Total Pageviews

Sunday, November 25, 2007

Sharif makes it back to Pakistan second time lucky
By Zeeshan Haider
ISLAMABAD (Reuters) - Former Pakistan prime minister Nawaz Sharif made a successful comeback from exile on Sunday in his second attempt this year.
Ousted by President Pervez Musharraf in a bloodless military coup in 1999 and exiled to Saudi Arabia a year later, Sharif tried to return home in September, but was dispatched back to Jeddah within hours.
Musharraf reluctantly agreed to allow Sharif back this time, under pressure from Saudi King Abdullah, who was embarrassed by the kingdom's complicity in the exile of a Muslim leader.
Diplomats say it is hard to imagine Musharraf would let his old enemy become prime minister for a third time after polls due on January 8, even if his party confounds expectations of an unfair vote to emerge a real force in the next parliament.1
Musharraf's already sagging popularity tanked after he imposed emergency rule on November 3, suspended the constitution, purged Supreme Court judges, detained thousands of opponents and slapped sweeping curbs on media.
Sharif's reappearance could trigger large-scale defections from the ruling Pakistan Muslim League, made up of politicians who have backed General Musharraf's rule. Intelligence agencies assembled the PML from the remnants of Sharif's party.
Musharraf had let another former prime minister, Benazir Bhutto, return last month in the hope she would lend him support after the election, but their relations have become fraught since imposition of the emergency.
Musharraf has secured his presidency for now. New judges dismissed challenges to his re-election by parliament last month and he is expected quit the army, his main constituency, within days to be sworn in as a civilian for a second five-year term.
But Musharraf's fear is the next parliament will be hostile.
GRAFT ACCUSATIONS
Sharif, who will be 58 next month, served twice as prime minister, like Bhutto, during the 1990s.
The administrations of both leaders were dogged by graft accusations, and the country was virtually bankrupt after a decade of civilian rule was ended by Musharraf's military coup.
After the 1999 coup, Sharif was convicted of corruption and given a life sentence for hijacking, relating to his refusal to allow landing rights to an airliner carrying Musharraf.
He could be barred from standing for the January election because of the convictions.
But in terms of popularity, absence has made the public grow fonder, as Sharif's defiance of Musharraf won him fresh support.
Sharif, whose party would find it easier to ally with Islamists than Bhutto's, was regarded as a creature of the establishment before his downfall.
Groomed by a military dictator, Sharif was picked as finance minister of Punjab in 1981, and became its chief minister in 1985. In 1990, Sharif became prime minister for the first time, after Bhutto was sacked.
As the first industrialist to rule Pakistan, Sharif tried to reverse socialist policies and open up the economy.
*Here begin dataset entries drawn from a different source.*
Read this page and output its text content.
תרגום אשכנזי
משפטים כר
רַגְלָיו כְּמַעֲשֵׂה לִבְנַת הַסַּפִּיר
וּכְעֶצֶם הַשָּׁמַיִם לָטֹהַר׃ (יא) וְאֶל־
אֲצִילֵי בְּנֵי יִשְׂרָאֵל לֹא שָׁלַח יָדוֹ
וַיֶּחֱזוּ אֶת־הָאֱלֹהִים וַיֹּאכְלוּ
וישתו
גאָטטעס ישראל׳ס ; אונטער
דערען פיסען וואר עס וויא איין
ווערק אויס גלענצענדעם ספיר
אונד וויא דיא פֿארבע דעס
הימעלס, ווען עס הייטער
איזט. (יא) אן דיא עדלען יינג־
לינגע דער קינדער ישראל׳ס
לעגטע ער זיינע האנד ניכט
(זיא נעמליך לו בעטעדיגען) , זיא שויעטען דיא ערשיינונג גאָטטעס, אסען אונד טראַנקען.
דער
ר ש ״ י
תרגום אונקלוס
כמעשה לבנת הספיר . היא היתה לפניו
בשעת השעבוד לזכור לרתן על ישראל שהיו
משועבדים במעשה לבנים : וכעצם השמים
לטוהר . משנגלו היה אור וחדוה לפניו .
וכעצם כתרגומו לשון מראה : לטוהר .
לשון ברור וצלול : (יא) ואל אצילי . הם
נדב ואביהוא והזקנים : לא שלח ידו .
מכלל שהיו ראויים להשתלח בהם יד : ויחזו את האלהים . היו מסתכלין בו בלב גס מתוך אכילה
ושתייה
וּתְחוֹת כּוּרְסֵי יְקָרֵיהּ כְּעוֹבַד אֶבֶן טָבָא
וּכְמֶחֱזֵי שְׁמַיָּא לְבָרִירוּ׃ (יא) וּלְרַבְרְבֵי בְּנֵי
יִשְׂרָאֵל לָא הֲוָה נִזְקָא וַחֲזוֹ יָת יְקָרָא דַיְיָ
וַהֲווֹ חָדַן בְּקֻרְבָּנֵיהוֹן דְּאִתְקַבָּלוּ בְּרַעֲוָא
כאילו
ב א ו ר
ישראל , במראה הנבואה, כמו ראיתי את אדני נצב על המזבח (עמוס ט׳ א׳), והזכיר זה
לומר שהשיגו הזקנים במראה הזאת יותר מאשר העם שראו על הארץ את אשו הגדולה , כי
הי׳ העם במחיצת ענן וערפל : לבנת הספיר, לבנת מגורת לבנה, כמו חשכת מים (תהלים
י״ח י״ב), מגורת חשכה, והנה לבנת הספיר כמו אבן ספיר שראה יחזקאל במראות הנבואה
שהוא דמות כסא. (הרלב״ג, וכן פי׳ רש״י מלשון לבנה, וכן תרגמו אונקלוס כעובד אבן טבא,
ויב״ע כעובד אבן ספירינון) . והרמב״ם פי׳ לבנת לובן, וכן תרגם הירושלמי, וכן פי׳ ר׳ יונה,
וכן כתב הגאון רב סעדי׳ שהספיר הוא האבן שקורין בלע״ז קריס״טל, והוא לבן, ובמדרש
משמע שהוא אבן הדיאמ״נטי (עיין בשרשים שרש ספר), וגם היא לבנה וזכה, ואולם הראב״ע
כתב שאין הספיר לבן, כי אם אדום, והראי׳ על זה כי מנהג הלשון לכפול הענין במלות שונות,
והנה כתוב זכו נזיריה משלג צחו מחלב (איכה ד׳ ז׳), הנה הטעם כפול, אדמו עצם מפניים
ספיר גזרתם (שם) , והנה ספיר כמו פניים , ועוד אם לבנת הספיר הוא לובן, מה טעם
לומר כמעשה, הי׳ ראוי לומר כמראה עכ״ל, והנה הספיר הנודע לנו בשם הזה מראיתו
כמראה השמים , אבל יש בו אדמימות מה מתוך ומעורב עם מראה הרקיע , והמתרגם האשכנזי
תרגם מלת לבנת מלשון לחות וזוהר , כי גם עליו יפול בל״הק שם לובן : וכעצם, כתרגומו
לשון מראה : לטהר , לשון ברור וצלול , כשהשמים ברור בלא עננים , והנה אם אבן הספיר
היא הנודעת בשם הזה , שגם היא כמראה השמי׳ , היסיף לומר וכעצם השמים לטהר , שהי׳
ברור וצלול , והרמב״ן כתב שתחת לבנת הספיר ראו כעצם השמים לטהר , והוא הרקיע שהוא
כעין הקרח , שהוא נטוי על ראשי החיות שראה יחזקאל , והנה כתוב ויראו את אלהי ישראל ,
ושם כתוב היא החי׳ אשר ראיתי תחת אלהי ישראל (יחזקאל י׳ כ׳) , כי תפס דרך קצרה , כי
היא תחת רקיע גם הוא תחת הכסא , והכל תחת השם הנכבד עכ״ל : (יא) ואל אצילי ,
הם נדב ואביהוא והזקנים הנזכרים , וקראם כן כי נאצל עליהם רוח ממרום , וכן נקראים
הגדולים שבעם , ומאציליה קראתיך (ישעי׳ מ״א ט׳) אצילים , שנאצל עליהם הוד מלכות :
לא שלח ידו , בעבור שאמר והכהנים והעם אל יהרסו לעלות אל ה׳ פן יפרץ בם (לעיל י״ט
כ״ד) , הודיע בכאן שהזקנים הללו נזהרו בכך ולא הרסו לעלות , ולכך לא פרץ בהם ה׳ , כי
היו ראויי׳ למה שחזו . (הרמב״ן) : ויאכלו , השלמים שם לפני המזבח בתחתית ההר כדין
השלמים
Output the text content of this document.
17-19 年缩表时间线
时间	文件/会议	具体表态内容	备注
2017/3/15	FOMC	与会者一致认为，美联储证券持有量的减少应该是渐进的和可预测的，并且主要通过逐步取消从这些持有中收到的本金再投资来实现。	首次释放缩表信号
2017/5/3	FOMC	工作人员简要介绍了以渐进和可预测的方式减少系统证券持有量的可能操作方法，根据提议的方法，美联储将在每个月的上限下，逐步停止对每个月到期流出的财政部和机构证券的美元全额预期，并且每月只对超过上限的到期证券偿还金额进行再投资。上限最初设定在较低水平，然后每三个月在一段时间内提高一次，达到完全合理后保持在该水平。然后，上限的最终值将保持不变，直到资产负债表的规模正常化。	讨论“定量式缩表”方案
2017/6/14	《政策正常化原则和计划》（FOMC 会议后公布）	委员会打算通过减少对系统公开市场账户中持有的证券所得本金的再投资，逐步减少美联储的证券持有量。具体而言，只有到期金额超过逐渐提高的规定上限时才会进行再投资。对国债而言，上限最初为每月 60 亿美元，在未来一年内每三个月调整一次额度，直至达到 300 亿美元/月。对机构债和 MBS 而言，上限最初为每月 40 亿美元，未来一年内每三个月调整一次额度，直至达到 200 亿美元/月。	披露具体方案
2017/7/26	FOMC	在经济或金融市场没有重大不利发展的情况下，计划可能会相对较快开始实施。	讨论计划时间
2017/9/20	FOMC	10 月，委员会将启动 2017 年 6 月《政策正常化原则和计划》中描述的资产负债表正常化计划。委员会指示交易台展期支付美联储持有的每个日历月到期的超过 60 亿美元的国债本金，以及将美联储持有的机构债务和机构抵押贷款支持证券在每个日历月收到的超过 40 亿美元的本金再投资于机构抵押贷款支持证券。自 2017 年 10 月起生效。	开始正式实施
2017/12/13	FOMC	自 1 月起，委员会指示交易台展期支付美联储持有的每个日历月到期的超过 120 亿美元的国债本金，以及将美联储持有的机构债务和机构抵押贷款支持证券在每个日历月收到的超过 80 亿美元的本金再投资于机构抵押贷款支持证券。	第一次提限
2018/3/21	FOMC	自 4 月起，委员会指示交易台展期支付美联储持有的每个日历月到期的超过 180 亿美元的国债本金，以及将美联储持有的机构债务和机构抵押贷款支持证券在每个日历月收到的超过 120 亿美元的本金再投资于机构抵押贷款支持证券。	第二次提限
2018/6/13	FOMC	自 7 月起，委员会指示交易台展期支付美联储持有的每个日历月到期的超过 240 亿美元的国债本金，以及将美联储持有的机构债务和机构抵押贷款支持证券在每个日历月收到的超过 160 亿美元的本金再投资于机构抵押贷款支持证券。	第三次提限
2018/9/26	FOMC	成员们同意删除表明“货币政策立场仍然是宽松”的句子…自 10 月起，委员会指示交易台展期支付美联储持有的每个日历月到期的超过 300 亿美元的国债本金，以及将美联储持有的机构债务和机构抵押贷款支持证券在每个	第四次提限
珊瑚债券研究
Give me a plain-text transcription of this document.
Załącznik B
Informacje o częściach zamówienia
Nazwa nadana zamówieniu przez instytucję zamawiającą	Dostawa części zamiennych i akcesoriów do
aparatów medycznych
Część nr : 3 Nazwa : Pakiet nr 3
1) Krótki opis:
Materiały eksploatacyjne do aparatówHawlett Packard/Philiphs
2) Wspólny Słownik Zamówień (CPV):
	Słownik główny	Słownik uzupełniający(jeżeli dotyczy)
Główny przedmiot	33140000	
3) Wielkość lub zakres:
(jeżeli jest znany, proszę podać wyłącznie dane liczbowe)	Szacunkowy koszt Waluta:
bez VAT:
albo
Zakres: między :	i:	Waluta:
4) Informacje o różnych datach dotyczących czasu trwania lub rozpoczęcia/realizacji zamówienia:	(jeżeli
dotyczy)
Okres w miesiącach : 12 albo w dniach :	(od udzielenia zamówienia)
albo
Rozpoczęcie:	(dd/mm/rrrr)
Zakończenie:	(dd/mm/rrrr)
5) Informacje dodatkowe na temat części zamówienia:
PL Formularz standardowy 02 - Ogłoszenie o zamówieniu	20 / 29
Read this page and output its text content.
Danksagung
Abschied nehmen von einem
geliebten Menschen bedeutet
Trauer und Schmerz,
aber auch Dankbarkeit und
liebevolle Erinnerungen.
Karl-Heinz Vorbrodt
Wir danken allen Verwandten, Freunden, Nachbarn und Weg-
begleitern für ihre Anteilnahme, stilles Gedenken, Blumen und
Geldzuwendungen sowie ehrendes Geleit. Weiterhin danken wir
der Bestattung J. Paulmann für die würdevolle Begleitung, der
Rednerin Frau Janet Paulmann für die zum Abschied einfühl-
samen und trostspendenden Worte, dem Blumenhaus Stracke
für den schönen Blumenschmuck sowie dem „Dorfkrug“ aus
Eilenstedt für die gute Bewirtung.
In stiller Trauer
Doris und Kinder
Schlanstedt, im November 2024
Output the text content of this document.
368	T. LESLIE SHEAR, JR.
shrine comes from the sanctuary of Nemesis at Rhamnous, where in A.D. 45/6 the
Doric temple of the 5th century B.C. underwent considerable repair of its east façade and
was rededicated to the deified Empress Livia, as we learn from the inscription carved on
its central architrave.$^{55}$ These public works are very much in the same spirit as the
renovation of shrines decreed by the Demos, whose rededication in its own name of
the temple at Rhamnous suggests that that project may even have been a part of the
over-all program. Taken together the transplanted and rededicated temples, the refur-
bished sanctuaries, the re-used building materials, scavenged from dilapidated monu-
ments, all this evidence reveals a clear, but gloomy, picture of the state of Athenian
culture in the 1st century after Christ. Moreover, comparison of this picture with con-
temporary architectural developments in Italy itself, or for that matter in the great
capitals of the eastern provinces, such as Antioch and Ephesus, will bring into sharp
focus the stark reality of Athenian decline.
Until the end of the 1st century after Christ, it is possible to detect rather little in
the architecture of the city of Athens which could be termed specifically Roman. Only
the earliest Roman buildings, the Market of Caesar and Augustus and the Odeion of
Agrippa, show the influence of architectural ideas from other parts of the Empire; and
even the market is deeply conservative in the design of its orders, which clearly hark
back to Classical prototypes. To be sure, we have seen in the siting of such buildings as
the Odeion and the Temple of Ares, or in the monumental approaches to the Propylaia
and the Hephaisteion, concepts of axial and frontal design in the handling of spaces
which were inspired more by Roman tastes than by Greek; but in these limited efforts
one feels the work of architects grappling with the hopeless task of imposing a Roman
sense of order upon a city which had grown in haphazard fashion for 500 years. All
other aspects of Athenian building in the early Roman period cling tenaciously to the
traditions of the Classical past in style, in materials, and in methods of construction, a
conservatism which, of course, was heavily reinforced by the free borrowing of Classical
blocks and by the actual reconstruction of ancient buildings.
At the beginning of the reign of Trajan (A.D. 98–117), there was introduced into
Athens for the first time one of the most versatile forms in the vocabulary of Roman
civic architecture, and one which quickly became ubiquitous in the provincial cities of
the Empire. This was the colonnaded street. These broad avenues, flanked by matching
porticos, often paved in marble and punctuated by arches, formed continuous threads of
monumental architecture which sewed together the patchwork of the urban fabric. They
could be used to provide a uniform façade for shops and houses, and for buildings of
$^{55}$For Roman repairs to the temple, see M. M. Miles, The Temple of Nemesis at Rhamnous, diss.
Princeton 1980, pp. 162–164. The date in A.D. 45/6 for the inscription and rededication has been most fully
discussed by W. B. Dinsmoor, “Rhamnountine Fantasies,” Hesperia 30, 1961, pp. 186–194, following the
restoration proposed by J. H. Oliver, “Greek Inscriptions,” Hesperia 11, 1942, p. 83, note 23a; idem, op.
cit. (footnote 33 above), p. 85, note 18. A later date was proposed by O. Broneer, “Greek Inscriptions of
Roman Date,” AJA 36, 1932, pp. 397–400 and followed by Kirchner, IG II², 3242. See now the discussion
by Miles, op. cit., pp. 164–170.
Opposition parties accused him of selling state firms cheaply to friends.
His liberal economics did not extend to social policies. In 1991, he was embroiled in controversy after trying to make Islamic sharia law the supreme law of Pakistan.
In 1993, he ran foul of the then-president who dismissed his government on charges of nepotism and corruption. The Supreme Court later restored his rule but Sharif and the president failed to reconcile and both resigned.
Bhutto was no more successful on her second try as prime minister, and Sharif was back in power by 1996.
This time, strengthened by a big election win in 1997, he tightened his grip. He cracked down on the media and amended the constitution to strip the president of power to dissolve the National Assembly. A row with the judiciary led to the removal of the Supreme Court chief.
But political and economic problems mounted.
Tests in 1998 established Pakistan as a nuclear power, but resulted in international isolation.
A deteriorating relationship with Musharraf, whom Sharif had appointed army chief, became unsalvageable after a border conflict with India in 1999, months before the October 12 coup.
Born into a Kashmiri family of industrialists on December 25, 1949, in Lahore, Sharif took a law degree and worked in the family business before turning to politics. He has two sons and two daughters with wife, Kulsoom.